|
Aparycja i charakter:
Wiek: 24
Wzrost i Waga: 190cm 100kg
 Aparycja: Nanashi jest tęgim mężczyzną. Jego dający dużo do życzenia wzrost i niemała waga, która jest następstwem trenowanych przez lata mięśni. Wśród shinobi nie wyrasta spośród tłumu. Lico jego jest pełne szram, które można zdobyć podczas niebezpiecznych dla życia potyczek. Zdecydowanie z jego twarzy da się wyczytać doświadczenie. Białych jak mleko oczu nie da rady zakryć nawet największy cień rzucany z sakkata który nosi na głowie, a krwiste tęczówki albinosa. Zazwyczaj żujący źdźbło trawy, słomy czy też wykałaczkę Nanashi posiada orli nos i proste małe oczęta. Nie posiadający źrenic młodzieniec zazwyczaj chodzi bez uśmiechu, jednak nie oznacza to, że nie potrafi się śmiać. Po prostu jego drobne usta, które nie skosztowały nigdy czułości pocałunku były jak prosta linia, która nijak nie wyróżniała się kolorem od reszty twarzy.

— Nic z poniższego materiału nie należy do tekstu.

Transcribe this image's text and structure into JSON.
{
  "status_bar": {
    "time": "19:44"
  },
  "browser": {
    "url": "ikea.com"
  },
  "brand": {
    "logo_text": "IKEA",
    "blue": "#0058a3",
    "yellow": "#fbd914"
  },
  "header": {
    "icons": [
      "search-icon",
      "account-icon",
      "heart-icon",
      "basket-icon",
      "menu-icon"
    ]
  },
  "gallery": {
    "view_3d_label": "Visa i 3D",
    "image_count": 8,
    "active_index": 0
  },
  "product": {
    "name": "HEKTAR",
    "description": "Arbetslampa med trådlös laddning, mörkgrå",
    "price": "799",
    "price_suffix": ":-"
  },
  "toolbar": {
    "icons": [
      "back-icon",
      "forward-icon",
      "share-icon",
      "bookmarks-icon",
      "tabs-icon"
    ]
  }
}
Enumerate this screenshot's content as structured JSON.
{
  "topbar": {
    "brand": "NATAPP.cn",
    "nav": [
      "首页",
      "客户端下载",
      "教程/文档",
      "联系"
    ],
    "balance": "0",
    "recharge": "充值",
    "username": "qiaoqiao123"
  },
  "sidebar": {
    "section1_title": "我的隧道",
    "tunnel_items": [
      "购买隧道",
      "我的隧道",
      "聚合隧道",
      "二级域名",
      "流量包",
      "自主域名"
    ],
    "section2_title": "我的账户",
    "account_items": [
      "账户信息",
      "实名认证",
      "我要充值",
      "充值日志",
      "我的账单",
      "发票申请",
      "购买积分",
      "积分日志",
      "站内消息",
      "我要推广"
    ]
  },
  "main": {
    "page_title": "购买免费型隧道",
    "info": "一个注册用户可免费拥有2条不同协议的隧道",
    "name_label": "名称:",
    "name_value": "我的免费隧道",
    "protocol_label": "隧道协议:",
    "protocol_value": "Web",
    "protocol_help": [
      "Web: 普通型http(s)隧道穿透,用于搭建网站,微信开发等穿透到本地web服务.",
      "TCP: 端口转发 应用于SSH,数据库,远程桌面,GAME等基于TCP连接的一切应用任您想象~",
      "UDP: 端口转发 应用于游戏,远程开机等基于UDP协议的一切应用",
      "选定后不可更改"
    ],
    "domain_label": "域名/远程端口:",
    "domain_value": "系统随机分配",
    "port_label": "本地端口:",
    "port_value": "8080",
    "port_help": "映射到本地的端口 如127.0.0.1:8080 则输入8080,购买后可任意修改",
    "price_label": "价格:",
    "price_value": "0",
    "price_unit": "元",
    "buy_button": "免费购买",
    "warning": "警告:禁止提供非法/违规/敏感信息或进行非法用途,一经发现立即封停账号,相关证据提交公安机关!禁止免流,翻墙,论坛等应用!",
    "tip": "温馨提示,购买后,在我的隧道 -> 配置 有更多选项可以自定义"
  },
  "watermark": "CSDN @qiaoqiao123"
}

Chuda twarz, bez wydatnych kości policzkowych i proste brwi. Nanashi posiada szerokie plecy nawet jak na swój wzrost i wagę... Jest niczym ściana która ma na celu chronić rodzinę przed trudem i znojem. Nanashi jest.. mężczyzną, nie za przystojnym, jednak też nie zasiada na stołku najbrzydszego. Przede wszystkim jest mężczyzną.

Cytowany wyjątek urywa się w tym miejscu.